In genere è usato in senso spregiativo.

Per estensione si intende un gruppo di persone piuttosto numeroso e compatto, magari un po’ prepotente o chiassoso. Qualcuno identifica anche un gruppo dii preti che segue la processione, o è intento a celebrare un intermibnabile Pontificale.

Quelli che si associano su facebook fanno parte di una chjórme?

Da tand’anne jì mùrte Pjitre e angöre mò ce sènde ‘u fjite!

Da tanti anni è morto Pietro e solo ora si sente la puzza.

Si cita questo detto quando viene “riesumato” figuratamente un argomento vecchio “morto e sepolto” e se ne riparla magari anche in modo acceso.

Oppure, quando una parsona anziana come me parla e riparla sempre dello stesso argomento…

Uh, sò tand’anne ca ji mùrte Pjitre! = Uhf, sono (passati) tanti anni….e tiri fuori ancora questo argomento!

Sagrestüje

Sagrestüje s.f. = Sacrestia (o sagrestia)

Locale della chiesa in cui i sacerdoti si preparano per le funzioni e dove si conservano gli arredi sacri.

Una volta era adoperata anche per celebrare matrimoni, diciamo non solenni, quanto la sposa era già incinta e ritenuta non degna di indossare l’abito bianco.
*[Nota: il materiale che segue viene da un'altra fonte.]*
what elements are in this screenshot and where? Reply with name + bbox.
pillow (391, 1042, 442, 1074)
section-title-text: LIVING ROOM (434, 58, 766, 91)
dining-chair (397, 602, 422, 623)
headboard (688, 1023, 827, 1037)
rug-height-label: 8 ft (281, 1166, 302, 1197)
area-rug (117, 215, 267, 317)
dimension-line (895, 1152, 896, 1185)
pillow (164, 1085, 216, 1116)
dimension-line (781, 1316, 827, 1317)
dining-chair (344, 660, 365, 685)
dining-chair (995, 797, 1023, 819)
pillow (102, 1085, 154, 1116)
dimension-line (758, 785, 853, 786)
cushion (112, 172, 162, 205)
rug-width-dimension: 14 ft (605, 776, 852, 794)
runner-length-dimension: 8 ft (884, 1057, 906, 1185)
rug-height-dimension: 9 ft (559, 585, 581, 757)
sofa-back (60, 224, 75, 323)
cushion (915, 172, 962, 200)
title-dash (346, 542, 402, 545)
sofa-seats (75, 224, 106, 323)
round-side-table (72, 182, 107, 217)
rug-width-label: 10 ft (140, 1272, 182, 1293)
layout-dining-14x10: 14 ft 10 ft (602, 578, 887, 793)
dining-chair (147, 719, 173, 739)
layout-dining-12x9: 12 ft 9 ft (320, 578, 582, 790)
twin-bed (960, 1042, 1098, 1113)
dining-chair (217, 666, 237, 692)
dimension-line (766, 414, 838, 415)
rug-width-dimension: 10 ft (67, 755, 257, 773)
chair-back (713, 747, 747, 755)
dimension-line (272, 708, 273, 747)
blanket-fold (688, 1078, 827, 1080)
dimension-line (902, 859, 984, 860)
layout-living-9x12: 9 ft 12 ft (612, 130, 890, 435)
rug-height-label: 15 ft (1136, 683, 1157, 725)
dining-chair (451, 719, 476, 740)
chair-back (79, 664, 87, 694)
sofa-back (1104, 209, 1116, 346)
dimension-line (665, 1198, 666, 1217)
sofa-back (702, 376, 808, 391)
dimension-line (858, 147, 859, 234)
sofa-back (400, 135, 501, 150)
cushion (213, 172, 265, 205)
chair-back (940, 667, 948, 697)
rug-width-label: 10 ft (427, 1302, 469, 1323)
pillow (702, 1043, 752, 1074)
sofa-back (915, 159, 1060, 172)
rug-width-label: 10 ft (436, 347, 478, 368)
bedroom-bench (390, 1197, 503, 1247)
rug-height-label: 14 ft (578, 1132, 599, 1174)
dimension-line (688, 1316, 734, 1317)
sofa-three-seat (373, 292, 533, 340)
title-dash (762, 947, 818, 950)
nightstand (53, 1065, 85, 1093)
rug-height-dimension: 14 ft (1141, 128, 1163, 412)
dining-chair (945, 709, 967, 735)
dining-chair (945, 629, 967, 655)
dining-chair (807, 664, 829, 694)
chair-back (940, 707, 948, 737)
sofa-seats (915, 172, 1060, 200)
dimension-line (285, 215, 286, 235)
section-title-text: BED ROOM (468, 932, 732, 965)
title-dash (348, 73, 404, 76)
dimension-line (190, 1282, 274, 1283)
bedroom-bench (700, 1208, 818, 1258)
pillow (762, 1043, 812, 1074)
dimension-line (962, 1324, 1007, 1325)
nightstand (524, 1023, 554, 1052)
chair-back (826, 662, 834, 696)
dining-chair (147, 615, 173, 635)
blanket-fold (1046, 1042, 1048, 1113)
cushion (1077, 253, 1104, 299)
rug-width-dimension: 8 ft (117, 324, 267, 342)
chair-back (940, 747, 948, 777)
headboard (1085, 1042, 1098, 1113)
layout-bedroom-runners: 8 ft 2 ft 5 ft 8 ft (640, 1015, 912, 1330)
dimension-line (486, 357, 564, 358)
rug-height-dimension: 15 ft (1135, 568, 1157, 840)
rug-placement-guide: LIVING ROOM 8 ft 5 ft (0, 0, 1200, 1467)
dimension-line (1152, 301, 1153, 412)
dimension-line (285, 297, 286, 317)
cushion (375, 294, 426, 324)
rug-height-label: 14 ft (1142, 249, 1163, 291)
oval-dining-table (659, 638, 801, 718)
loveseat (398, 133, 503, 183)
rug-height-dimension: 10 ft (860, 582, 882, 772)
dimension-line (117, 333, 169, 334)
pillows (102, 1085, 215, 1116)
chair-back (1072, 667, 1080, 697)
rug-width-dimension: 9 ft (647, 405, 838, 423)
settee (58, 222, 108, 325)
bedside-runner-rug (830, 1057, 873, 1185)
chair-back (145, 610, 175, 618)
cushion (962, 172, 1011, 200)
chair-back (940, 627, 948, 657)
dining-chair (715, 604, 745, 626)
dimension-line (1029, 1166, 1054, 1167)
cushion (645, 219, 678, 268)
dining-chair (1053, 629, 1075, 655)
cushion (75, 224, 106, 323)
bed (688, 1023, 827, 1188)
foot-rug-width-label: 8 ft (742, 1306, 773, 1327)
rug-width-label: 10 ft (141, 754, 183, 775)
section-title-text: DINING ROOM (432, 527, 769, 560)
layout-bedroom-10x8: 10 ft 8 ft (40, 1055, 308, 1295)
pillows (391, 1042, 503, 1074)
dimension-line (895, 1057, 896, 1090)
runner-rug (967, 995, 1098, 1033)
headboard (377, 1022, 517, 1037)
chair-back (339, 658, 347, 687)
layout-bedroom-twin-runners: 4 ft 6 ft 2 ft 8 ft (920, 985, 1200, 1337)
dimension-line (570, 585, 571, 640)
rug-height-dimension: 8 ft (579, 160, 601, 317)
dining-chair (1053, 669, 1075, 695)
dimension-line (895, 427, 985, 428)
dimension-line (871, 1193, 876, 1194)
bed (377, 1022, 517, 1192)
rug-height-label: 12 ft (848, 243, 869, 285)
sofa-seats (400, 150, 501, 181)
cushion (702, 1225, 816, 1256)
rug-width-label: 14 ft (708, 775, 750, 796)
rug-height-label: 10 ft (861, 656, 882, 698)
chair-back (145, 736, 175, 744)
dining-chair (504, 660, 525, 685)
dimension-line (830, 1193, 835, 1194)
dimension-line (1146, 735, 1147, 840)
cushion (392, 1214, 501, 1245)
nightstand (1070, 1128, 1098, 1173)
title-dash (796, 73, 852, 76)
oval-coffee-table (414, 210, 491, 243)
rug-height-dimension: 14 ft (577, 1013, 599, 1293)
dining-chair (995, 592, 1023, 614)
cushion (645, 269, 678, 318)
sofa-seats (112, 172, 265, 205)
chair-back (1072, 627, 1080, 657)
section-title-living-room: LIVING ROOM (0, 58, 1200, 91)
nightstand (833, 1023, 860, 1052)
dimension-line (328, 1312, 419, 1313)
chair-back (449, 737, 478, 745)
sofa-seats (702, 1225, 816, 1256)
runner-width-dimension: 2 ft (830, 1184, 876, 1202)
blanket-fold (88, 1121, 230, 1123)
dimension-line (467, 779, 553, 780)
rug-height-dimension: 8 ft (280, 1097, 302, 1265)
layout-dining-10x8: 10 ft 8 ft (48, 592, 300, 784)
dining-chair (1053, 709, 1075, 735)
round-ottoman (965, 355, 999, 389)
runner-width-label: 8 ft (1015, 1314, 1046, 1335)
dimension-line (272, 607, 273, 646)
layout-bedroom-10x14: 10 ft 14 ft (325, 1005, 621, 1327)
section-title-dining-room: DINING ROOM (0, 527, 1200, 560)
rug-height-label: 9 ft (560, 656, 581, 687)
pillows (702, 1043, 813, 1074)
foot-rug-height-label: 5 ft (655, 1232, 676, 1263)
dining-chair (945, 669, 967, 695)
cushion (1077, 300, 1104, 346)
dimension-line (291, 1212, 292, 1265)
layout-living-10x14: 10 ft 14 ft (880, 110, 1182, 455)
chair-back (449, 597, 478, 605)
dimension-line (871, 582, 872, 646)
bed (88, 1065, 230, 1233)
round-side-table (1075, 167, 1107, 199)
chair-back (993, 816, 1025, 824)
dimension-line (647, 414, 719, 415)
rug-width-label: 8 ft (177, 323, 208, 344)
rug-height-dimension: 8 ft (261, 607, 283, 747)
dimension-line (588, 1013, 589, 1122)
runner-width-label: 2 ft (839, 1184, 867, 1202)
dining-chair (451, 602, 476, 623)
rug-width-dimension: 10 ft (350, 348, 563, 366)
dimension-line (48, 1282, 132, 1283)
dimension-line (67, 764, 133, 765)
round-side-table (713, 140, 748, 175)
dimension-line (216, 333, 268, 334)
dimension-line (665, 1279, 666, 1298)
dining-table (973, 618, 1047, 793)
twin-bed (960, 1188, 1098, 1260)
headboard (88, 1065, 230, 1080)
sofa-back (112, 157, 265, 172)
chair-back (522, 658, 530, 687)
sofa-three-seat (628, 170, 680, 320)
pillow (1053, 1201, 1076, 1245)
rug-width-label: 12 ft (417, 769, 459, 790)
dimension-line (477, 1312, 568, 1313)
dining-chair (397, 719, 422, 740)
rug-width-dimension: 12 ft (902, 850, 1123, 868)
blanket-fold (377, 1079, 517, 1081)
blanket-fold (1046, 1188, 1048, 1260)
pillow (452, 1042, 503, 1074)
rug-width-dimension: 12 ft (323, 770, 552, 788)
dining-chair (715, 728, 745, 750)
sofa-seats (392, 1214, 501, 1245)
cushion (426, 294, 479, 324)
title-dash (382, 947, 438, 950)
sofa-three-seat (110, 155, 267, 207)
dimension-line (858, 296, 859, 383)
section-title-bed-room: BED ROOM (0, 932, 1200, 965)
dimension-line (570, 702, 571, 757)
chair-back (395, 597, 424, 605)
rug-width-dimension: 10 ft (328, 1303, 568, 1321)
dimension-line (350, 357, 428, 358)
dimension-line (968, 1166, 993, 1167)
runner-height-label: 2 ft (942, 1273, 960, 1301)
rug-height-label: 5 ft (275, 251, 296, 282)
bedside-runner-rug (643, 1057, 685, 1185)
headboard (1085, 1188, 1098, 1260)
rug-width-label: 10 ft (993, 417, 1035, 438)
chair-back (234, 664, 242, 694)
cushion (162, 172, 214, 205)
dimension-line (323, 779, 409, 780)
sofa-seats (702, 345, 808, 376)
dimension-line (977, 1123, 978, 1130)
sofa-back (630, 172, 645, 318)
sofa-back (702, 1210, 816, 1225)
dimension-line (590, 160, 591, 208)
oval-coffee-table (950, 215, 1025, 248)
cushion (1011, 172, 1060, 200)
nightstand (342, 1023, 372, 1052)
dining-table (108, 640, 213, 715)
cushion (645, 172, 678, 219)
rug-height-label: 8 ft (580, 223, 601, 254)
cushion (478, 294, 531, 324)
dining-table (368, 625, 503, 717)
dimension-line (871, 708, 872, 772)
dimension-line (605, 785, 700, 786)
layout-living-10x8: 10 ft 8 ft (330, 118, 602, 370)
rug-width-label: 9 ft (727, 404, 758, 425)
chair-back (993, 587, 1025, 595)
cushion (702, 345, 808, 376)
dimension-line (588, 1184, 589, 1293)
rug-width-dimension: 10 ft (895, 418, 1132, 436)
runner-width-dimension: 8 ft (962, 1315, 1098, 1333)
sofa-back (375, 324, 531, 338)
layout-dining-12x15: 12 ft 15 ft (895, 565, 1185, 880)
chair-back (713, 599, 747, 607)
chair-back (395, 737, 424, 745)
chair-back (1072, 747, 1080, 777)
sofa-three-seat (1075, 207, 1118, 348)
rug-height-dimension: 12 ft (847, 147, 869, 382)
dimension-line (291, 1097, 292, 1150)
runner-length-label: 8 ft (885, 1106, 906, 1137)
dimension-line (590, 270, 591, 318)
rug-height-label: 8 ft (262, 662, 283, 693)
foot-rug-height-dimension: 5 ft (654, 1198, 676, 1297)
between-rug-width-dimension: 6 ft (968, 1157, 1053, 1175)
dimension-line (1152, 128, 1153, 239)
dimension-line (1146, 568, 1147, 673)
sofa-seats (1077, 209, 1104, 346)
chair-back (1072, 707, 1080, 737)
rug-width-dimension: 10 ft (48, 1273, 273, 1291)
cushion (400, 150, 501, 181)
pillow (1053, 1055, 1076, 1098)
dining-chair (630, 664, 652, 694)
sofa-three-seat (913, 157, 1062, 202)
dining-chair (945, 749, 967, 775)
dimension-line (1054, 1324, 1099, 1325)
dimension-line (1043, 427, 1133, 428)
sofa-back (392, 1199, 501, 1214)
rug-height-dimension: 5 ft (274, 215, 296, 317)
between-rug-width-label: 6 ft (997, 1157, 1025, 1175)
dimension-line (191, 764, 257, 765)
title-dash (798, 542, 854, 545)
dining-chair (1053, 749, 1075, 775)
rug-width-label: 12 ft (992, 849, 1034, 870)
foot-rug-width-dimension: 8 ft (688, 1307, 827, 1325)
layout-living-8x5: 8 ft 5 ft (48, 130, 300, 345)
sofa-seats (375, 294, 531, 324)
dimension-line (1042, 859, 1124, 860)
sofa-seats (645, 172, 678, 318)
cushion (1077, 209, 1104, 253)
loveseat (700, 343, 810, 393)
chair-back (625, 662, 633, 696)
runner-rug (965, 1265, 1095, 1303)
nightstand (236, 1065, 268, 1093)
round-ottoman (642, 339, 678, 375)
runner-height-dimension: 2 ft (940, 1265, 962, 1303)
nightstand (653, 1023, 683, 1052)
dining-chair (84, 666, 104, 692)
Comunque, dato che il matrimonio ha la dignità di un Sacramento, il Concilio Vaticano II ha tolto questa discriminazione. Tutti i matrimoni religiosi si celebrano ora nella Chiesa, a prescindere dall’eventuale gravidanza della sposa.

Purtroppo queste celebrazioni a volte non hanno nulla di religioso. La chiesa diventa una passerella per sfoggiare eleganza e sfarzo. Difatti il chiasso che si sente durante tutta la cerimonia evidenzia la totale mancanza di partecipazione dell’assemblea alla sacra liturgia.

La persona incaricata della custodia e della pulizia di una chiesa, è detto sagresténe = sagrestano

Jì taljànne

Jì taljànne loc.id. = Bighellonare, gironzolare

In Sicilia usano il verbo taliare per dire: guardare, osservare.

Quello che fanno i vagabondi scansafatiche: vanno in giro a guardare, a oziare, a zonzo senza concludere nulla.

Un po’ come dire jì jattjànne, oppure jì caserjànne.

Paperesciàrece

Paperesciàrece v.i. = Pavoneggiarsi

La lingua italiana si riferisce al pavone e il nostro dialetto…alla papera.

Tipico della gioventù. Mi vengono a mente i versi di Leopardo nel “Sabato del villaggio”, imparati a memoria mezzo secolo fa, in seconda media;

“Tutta vestita a festa
la gioventù del luogo
lascia le case e per le vie si spande,
e mira, ed è mirata,
e in cor s’allegra…”

Forse ho modificato qualche parola: non ho il testo per verificare.

‘I vì, cüme ce paperescèjene (oppure ce vanne paperescianne!) = Eccoli come si pavoneggiano!